“从老师致仕后,阊都发往北凉的粮饷就有猫腻,傅岐,老王爷掏空了北凉王府,才保了北凉这些年的安稳,他不光是你父亲,还是北凉的王。”
傅岐把李沉壁的手拉开,不情不愿地说道:“我知晓。”
说完,傅岐又冷哼一声:“他双手一撒去了,如今留下一个烂摊子给我。”
“倒是有意思。”
“烂摊子总能收拾,傅岐,只看你想不想。”
两个人用着最不正经的姿势,说着天底下最正经的话。
趁着傅岐失神的功夫,李沉壁翻身坐了起来。
他拢了一把长发,半开的衣领拉平了,被玩弄的通红的脖颈也藏在了衣襟之下,看上去好端正,傅岐只想把他玩坏。
察觉到傅岐不正经的心思,李沉壁戳了戳他的胸膛,面无表情地说道:“起开。”
好吧,再玩下去小正经要生气了。
傅岐见好就收,伸手,“请小殿下继续说。”
“这几日我与秦望谈及往事,想起老师致仕前曾一手推进过赋税改革,改而不革,大周之幸,本该是得益于民生的大好之事,却因致仕无奈停滞。”

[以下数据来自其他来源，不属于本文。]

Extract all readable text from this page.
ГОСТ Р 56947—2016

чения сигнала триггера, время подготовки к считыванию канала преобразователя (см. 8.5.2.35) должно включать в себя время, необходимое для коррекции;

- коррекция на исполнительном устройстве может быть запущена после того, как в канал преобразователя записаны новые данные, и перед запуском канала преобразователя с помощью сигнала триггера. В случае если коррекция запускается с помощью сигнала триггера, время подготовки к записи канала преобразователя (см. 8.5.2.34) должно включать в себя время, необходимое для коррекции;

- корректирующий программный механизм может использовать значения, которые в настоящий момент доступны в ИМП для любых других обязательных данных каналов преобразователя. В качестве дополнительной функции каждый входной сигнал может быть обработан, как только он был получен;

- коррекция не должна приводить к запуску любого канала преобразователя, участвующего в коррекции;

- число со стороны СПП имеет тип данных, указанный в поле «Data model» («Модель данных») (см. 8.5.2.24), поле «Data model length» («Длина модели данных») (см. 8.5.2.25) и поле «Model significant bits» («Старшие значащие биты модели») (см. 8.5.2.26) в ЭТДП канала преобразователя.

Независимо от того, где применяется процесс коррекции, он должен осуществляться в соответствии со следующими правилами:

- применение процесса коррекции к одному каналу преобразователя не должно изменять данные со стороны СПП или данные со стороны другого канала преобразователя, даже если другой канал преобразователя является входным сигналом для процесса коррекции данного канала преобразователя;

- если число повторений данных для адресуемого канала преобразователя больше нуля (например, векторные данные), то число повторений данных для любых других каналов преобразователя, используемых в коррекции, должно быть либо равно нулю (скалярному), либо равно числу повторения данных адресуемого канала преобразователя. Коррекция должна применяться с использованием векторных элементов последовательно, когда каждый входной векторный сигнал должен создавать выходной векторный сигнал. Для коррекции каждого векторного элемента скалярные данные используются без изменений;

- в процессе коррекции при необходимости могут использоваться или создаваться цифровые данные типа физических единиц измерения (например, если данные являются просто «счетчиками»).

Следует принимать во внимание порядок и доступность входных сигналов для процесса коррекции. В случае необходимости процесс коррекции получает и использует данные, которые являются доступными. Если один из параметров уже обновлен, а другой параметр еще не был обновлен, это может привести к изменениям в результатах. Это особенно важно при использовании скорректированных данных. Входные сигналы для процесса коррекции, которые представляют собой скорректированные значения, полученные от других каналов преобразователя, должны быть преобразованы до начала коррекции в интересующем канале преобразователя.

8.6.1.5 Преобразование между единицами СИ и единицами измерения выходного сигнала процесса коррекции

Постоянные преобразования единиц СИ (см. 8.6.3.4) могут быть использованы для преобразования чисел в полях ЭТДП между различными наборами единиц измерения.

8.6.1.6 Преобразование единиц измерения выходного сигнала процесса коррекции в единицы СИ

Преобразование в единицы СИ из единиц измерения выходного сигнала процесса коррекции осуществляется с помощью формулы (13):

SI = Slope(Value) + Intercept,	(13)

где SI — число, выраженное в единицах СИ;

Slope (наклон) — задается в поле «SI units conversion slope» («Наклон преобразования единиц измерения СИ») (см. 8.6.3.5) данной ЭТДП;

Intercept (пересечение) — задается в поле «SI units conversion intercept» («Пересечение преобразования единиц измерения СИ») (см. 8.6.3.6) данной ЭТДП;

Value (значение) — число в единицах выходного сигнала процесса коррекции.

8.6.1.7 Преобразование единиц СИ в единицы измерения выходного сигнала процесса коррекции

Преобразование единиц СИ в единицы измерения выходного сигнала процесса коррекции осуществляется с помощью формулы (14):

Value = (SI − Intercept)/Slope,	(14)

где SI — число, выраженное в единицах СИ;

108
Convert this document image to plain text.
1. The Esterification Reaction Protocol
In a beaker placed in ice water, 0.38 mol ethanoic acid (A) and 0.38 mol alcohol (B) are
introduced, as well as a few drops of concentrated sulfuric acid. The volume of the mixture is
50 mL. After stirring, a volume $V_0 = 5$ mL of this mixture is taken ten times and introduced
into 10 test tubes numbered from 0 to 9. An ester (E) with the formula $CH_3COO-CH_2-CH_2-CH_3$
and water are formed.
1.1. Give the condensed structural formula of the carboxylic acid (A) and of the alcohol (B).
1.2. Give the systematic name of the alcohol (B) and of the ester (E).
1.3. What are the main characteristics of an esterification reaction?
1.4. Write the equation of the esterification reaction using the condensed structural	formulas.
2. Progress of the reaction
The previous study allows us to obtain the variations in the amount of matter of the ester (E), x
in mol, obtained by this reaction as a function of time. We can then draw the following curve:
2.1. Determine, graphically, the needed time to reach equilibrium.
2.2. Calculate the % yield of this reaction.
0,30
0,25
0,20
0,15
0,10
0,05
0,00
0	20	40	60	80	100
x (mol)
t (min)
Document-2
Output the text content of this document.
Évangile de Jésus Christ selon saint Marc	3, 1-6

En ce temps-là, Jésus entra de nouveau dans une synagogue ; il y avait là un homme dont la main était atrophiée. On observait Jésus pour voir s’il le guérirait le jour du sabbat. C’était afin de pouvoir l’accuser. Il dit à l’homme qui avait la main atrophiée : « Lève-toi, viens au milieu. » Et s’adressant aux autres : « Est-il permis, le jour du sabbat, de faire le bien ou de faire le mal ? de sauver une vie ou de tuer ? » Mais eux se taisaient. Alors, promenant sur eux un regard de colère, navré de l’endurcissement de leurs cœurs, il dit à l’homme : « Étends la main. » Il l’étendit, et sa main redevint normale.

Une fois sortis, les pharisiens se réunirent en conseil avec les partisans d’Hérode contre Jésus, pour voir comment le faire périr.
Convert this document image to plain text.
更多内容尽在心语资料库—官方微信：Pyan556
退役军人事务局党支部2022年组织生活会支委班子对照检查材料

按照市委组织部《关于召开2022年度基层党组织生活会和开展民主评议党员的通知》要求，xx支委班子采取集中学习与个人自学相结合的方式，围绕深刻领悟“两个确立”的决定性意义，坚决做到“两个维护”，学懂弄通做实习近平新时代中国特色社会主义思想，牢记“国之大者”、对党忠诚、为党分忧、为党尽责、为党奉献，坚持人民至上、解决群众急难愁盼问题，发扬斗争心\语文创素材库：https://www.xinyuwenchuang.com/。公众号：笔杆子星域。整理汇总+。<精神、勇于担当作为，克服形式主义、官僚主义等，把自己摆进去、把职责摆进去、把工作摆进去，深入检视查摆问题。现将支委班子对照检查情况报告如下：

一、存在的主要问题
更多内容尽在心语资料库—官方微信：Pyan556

李沉壁盘腿坐在床上,侧着头,谈起朝政,他的眼里散发着明亮的光芒,原本美艳的脸上变得无比犀利,锋芒尽显。
忍不住让人沉溺。
“什么改革?”
傅岐情不自禁地注视着李沉壁。
“老师曾带着内阁上下彻查大周历年赋税,发现各地赋税参差不齐,农税多少皆由地方评定,百姓所交具体税额甚至都没一个明确数值,北地小麦南地稻谷,东边种植桑田上交蚕丝西边养棉上交棉花,地方的账目年年都不清晰。”